For the implementation of a geocoding service for survey data the creation of a conceptual and practical basis for georeferencing is required. This is related to three problem areas. First, technical competences in georeferencing survey data have to be developed. Second, to facilitate reuse of georeferenced survey data, appropriate documentation of the data that corresponds to the established metadata standard DDI has to take place. Third, data protection aspects regarding the provision of georeferenced survey data for secondary analyses have to be resolved by developing test procedures that consider the risks of de-anonymization of the data. In this way an appropriate mode of access for each particular case can be defined. Two practical realizations of georeferencing are used as prototypes for the implementation of the geocoding service. By developing georeferenced, DDI-documented, and data privacy legislation compliant data sets that are used as models for other projects, the urgently needed basis for generation and dissemination of georeferenced survey data will be created.

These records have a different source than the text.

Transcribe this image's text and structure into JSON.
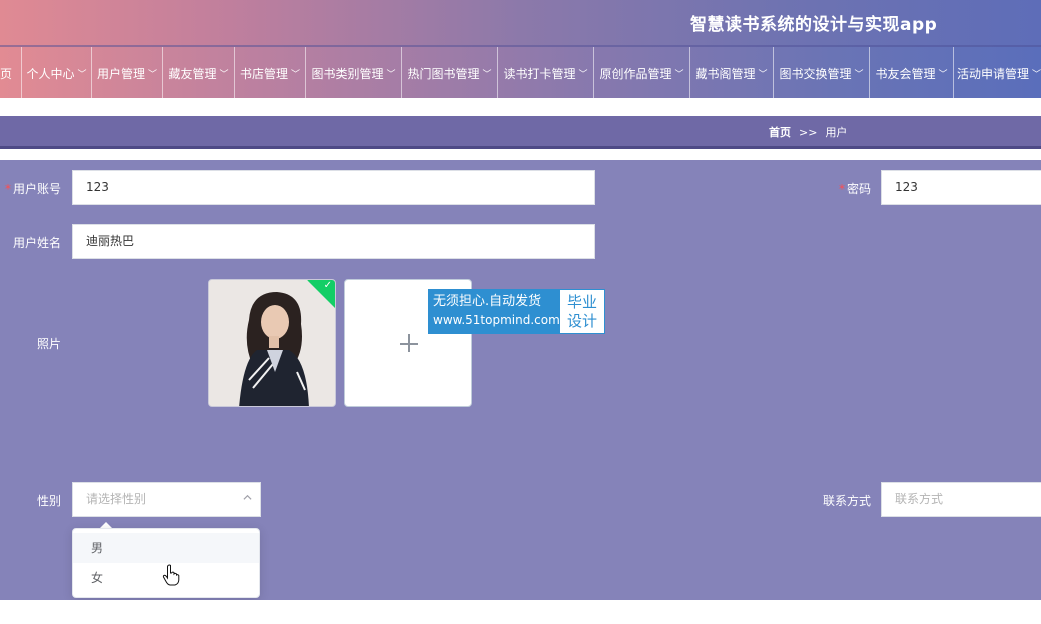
{
  "header": {
    "title": "智慧读书系统的设计与实现app"
  },
  "nav": {
    "items": [
      {
        "label": "页",
        "has_chevron": false
      },
      {
        "label": "个人中心",
        "has_chevron": true
      },
      {
        "label": "用户管理",
        "has_chevron": true
      },
      {
        "label": "藏友管理",
        "has_chevron": true
      },
      {
        "label": "书店管理",
        "has_chevron": true
      },
      {
        "label": "图书类别管理",
        "has_chevron": true
      },
      {
        "label": "热门图书管理",
        "has_chevron": true
      },
      {
        "label": "读书打卡管理",
        "has_chevron": true
      },
      {
        "label": "原创作品管理",
        "has_chevron": true
      },
      {
        "label": "藏书阁管理",
        "has_chevron": true
      },
      {
        "label": "图书交换管理",
        "has_chevron": true
      },
      {
        "label": "书友会管理",
        "has_chevron": true
      },
      {
        "label": "活动申请管理",
        "has_chevron": true
      }
    ]
  },
  "breadcrumb": {
    "home": "首页",
    "separator": ">>",
    "current": "用户"
  },
  "form": {
    "account": {
      "label": "用户账号",
      "value": "123",
      "required": true
    },
    "password": {
      "label": "密码",
      "value": "123",
      "required": true
    },
    "name": {
      "label": "用户姓名",
      "value": "迪丽热巴"
    },
    "photo": {
      "label": "照片"
    },
    "gender": {
      "label": "性别",
      "placeholder": "请选择性别",
      "options": [
        "男",
        "女"
      ]
    },
    "contact": {
      "label": "联系方式",
      "placeholder": "联系方式"
    }
  },
  "watermark": {
    "line1": "无须担心.自动发货",
    "line2": "www.51topmind.com",
    "right_line1": "毕业",
    "right_line2": "设计"
  },
  "colors": {
    "accent_form_bg": "#8583b9",
    "crumb_bar": "#6f69a6",
    "required": "#ff4d4f",
    "success_check": "#13ce66",
    "watermark_blue": "#2e8fd1"
  }
}
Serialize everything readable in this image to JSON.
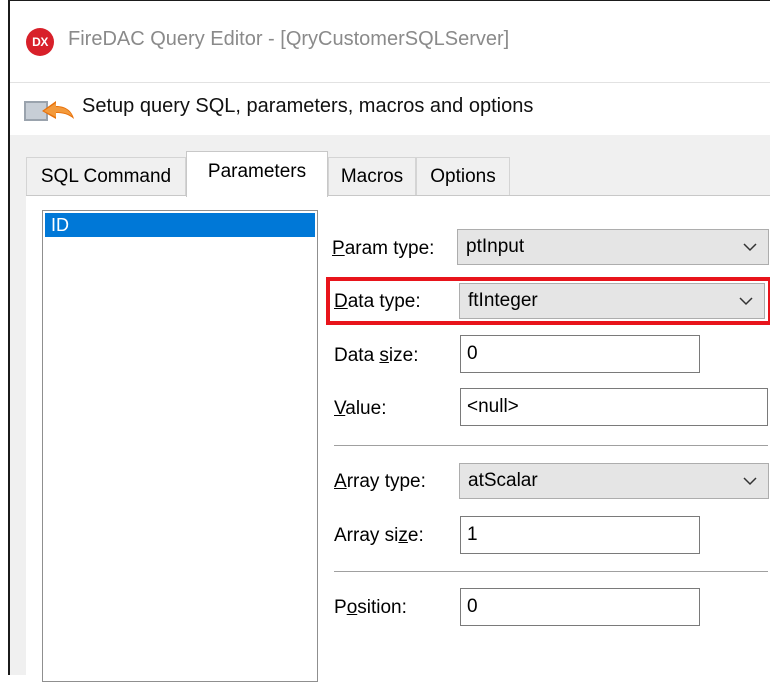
{
  "window": {
    "title": "FireDAC Query Editor - [QryCustomerSQLServer]",
    "logo_text": "DX",
    "logo_icon": "dx-logo-icon"
  },
  "header": {
    "text": "Setup query SQL, parameters, macros and options",
    "icon": "wizard-arrow-icon"
  },
  "tabs": [
    {
      "label": "SQL Command",
      "active": false
    },
    {
      "label": "Parameters",
      "active": true
    },
    {
      "label": "Macros",
      "active": false
    },
    {
      "label": "Options",
      "active": false
    }
  ],
  "params_list": {
    "items": [
      "ID"
    ],
    "selected": "ID"
  },
  "fields": {
    "param_type": {
      "label_pre": "",
      "label_acc": "P",
      "label_post": "aram type:",
      "value": "ptInput"
    },
    "data_type": {
      "label_pre": "",
      "label_acc": "D",
      "label_post": "ata type:",
      "value": "ftInteger"
    },
    "data_size": {
      "label_pre": "Data ",
      "label_acc": "s",
      "label_post": "ize:",
      "value": "0"
    },
    "value": {
      "label_pre": "",
      "label_acc": "V",
      "label_post": "alue:",
      "value": "<null>"
    },
    "array_type": {
      "label_pre": "",
      "label_acc": "A",
      "label_post": "rray type:",
      "value": "atScalar"
    },
    "array_size": {
      "label_pre": "Array si",
      "label_acc": "z",
      "label_post": "e:",
      "value": "1"
    },
    "position": {
      "label_pre": "P",
      "label_acc": "o",
      "label_post": "sition:",
      "value": "0"
    }
  },
  "colors": {
    "highlight": "#e8141b",
    "selection": "#0078d7",
    "logo": "#d8202a"
  }
}
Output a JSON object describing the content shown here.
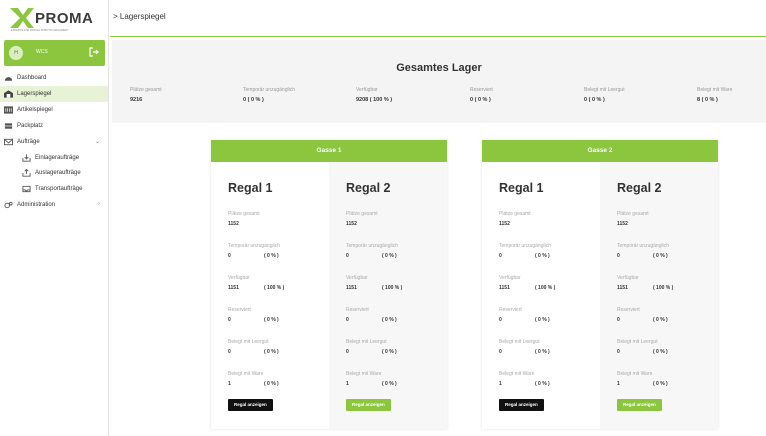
{
  "brand": {
    "logo_text": "XPROMA",
    "tagline": "EXPERTS FOR PARCEL ROBOTIC MACHINERY",
    "accent": "#8cc63f"
  },
  "user": {
    "avatar_initials": "H",
    "name": "WCS"
  },
  "nav": [
    {
      "label": "Dashboard",
      "icon": "dashboard-icon"
    },
    {
      "label": "Lagerspiegel",
      "icon": "warehouse-icon",
      "active": true
    },
    {
      "label": "Artikelspiegel",
      "icon": "barcode-icon"
    },
    {
      "label": "Packplatz",
      "icon": "box-icon"
    },
    {
      "label": "Aufträge",
      "icon": "mail-icon",
      "chevron": "⌄"
    },
    {
      "label": "Einlageraufträge",
      "icon": "inbox-in-icon",
      "sub": true
    },
    {
      "label": "Auslageraufträge",
      "icon": "inbox-out-icon",
      "sub": true
    },
    {
      "label": "Transportaufträge",
      "icon": "tray-icon",
      "sub": true
    },
    {
      "label": "Administration",
      "icon": "gears-icon",
      "chevron": "›"
    }
  ],
  "breadcrumb": "> Lagerspiegel",
  "summary": {
    "title": "Gesamtes Lager",
    "stats": [
      {
        "label": "Plätze gesamt",
        "value": "9216"
      },
      {
        "label": "Temporär unzugänglich",
        "value": "0  ( 0 % )"
      },
      {
        "label": "Verfügbar",
        "value": "9208  ( 100 % )"
      },
      {
        "label": "Reserviert",
        "value": "0  ( 0 % )"
      },
      {
        "label": "Belegt mit Leergut",
        "value": "0  ( 0 % )"
      },
      {
        "label": "Belegt mit Ware",
        "value": "8  ( 0 % )"
      }
    ]
  },
  "gassen": [
    {
      "title": "Gasse 1",
      "regale": [
        {
          "title": "Regal 1",
          "button": "Regal anzeigen",
          "fields": [
            {
              "label": "Plätze gesamt",
              "value": "1152",
              "pct": ""
            },
            {
              "label": "Temporär unzugänglich",
              "value": "0",
              "pct": "( 0 % )"
            },
            {
              "label": "Verfügbar",
              "value": "1151",
              "pct": "( 100 % )"
            },
            {
              "label": "Reserviert",
              "value": "0",
              "pct": "( 0 % )"
            },
            {
              "label": "Belegt mit Leergut",
              "value": "0",
              "pct": "( 0 % )"
            },
            {
              "label": "Belegt mit Ware",
              "value": "1",
              "pct": "( 0 % )"
            }
          ]
        },
        {
          "title": "Regal 2",
          "button": "Regal anzeigen",
          "fields": [
            {
              "label": "Plätze gesamt",
              "value": "1152",
              "pct": ""
            },
            {
              "label": "Temporär unzugänglich",
              "value": "0",
              "pct": "( 0 % )"
            },
            {
              "label": "Verfügbar",
              "value": "1151",
              "pct": "( 100 % )"
            },
            {
              "label": "Reserviert",
              "value": "0",
              "pct": "( 0 % )"
            },
            {
              "label": "Belegt mit Leergut",
              "value": "0",
              "pct": "( 0 % )"
            },
            {
              "label": "Belegt mit Ware",
              "value": "1",
              "pct": "( 0 % )"
            }
          ]
        }
      ]
    },
    {
      "title": "Gasse 2",
      "regale": [
        {
          "title": "Regal 1",
          "button": "Regal anzeigen",
          "fields": [
            {
              "label": "Plätze gesamt",
              "value": "1152",
              "pct": ""
            },
            {
              "label": "Temporär unzugänglich",
              "value": "0",
              "pct": "( 0 % )"
            },
            {
              "label": "Verfügbar",
              "value": "1151",
              "pct": "( 100 % )"
            },
            {
              "label": "Reserviert",
              "value": "0",
              "pct": "( 0 % )"
            },
            {
              "label": "Belegt mit Leergut",
              "value": "0",
              "pct": "( 0 % )"
            },
            {
              "label": "Belegt mit Ware",
              "value": "1",
              "pct": "( 0 % )"
            }
          ]
        },
        {
          "title": "Regal 2",
          "button": "Regal anzeigen",
          "fields": [
            {
              "label": "Plätze gesamt",
              "value": "1152",
              "pct": ""
            },
            {
              "label": "Temporär unzugänglich",
              "value": "0",
              "pct": "( 0 % )"
            },
            {
              "label": "Verfügbar",
              "value": "1151",
              "pct": "( 100 % )"
            },
            {
              "label": "Reserviert",
              "value": "0",
              "pct": "( 0 % )"
            },
            {
              "label": "Belegt mit Leergut",
              "value": "0",
              "pct": "( 0 % )"
            },
            {
              "label": "Belegt mit Ware",
              "value": "1",
              "pct": "( 0 % )"
            }
          ]
        }
      ]
    }
  ]
}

Furthermore, georeferencing is useful for creating consistent time series for longitudinal analyses. Analyzing long time series often comes along with harmonization problems because of local government reforms. For example, due to local government reorganizations the administrative districts of the year 2000 are not comparable with the districts of 2012. With the help of geocoded survey data consistent time series can be created by assigning participants from “older” survey waves to boundaries of the current administrative units.